Chi perde e chi guadagna dal default della Grecia

Le autorità europee ne discutono oramai da mesi, in un braccio di ferro i cui risultati finali non sono affatto scontati. Le sorti della Grecia e la insolvibilità totale o parziale del suo debito pubblico sono tornati al centro delle preoccupazioni della comunità finanziaria, dopo le polemiche sull’operato delle agenzie di rating.

Diversi gli attori coinvolti. Da una parte il debitore, il governo greco guidato dal primo ministro Lucas Papademos, esposto per un ammontare di 270 miliardi di euro. Dall’altra, gli investitori. Tra i quali spicca la Banca Centrale Europea, seguita dagli investitori istituzionali oltre che dai privati. Le ipotesi più accreditate parlano di un accordo che preveda lo scambio delle “vecchie” obbligazioni in circolazione con titoli di nuova emissione.

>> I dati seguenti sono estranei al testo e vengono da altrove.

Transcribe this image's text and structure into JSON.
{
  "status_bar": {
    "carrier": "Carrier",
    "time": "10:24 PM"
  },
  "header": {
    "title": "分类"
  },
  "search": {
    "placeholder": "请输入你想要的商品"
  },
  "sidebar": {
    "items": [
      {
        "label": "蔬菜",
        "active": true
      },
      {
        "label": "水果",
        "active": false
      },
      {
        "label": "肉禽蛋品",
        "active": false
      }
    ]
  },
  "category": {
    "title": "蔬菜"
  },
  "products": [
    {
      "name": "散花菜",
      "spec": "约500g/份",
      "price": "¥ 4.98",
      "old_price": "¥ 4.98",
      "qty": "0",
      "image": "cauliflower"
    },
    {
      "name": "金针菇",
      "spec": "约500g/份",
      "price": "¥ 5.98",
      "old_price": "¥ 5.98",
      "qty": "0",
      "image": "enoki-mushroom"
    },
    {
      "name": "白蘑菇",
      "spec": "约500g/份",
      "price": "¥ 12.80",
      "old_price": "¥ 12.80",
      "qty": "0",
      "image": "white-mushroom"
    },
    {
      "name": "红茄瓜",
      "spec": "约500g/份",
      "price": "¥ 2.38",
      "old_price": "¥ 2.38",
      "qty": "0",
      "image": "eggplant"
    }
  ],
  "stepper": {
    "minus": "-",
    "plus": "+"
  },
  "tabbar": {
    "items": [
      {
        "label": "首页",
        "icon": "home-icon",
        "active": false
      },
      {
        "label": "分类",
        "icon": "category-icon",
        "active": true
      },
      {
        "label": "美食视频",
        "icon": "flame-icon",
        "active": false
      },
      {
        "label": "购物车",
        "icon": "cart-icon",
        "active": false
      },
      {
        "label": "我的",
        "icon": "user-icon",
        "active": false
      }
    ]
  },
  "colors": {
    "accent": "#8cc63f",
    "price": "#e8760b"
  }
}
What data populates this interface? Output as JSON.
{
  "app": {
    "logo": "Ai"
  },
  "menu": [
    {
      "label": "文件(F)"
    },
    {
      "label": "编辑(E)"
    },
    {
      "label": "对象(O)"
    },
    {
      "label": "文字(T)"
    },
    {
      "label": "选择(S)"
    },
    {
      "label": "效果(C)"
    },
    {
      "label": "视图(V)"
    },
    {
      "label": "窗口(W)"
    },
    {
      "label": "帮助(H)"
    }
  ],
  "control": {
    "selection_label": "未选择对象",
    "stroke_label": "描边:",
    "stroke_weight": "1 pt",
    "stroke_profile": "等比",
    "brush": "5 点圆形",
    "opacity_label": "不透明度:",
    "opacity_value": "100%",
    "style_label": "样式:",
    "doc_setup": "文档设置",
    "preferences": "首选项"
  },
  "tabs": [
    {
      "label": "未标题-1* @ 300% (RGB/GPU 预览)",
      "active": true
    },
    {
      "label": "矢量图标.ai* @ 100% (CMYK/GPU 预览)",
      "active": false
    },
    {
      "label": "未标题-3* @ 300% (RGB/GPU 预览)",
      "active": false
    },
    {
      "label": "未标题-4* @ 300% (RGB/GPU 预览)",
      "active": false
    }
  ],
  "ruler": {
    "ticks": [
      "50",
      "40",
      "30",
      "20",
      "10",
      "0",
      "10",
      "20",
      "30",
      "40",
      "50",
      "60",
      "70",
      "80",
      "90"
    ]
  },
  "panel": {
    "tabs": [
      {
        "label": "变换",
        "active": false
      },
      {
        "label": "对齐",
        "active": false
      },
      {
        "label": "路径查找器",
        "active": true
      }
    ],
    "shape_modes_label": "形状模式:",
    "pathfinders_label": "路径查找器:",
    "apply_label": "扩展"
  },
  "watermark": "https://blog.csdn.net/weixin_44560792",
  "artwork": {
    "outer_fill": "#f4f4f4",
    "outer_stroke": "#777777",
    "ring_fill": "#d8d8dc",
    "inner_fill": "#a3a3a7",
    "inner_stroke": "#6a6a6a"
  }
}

Lo scambio permetterà alla Grecia di rimborsare solo parzialmente il debito contratto a suo tempo, attraverso alcune modifiche delle scadenze e degli interessi.

Al verificarsi del default, quindi, paradossalmente la Grecia sarà più ricca. Infatti, a una diminuzione del debito da ripagare, corrisponderà un incremento del patrimonio aggregato della nazione. Compreso quello quotato in borsa, rappresentato dalle azioni delle società greche.

Il ragionamento è intuitivo; quale sarebbe l’effetto sul patrimonio di un normale cittadino con alle spalle un mutuo, se avesse la possibilità di ripagarne una somma minore rispetto a quella prevista dal suo piano?

E’ chiaro: un’immediata e maggior consistenza del suo patrimonio. Risultato facilmente verificabile alla luce della semplice identità: Patrimonio netto = Crediti – Debiti. Se il debito viene abbattuto, il patrimonio netto sale. 

Il default parziale o totale della Grecia, potrebbe quindi rivelarsi la migliore notizia per la Borsa di Atene che, infatti, dall’inizio dell’anno, ha messo a segno un rialzo del 17%.

Testo ripreso dal sito di Acomea Sgr, società attiva nella gestione degli investimenti.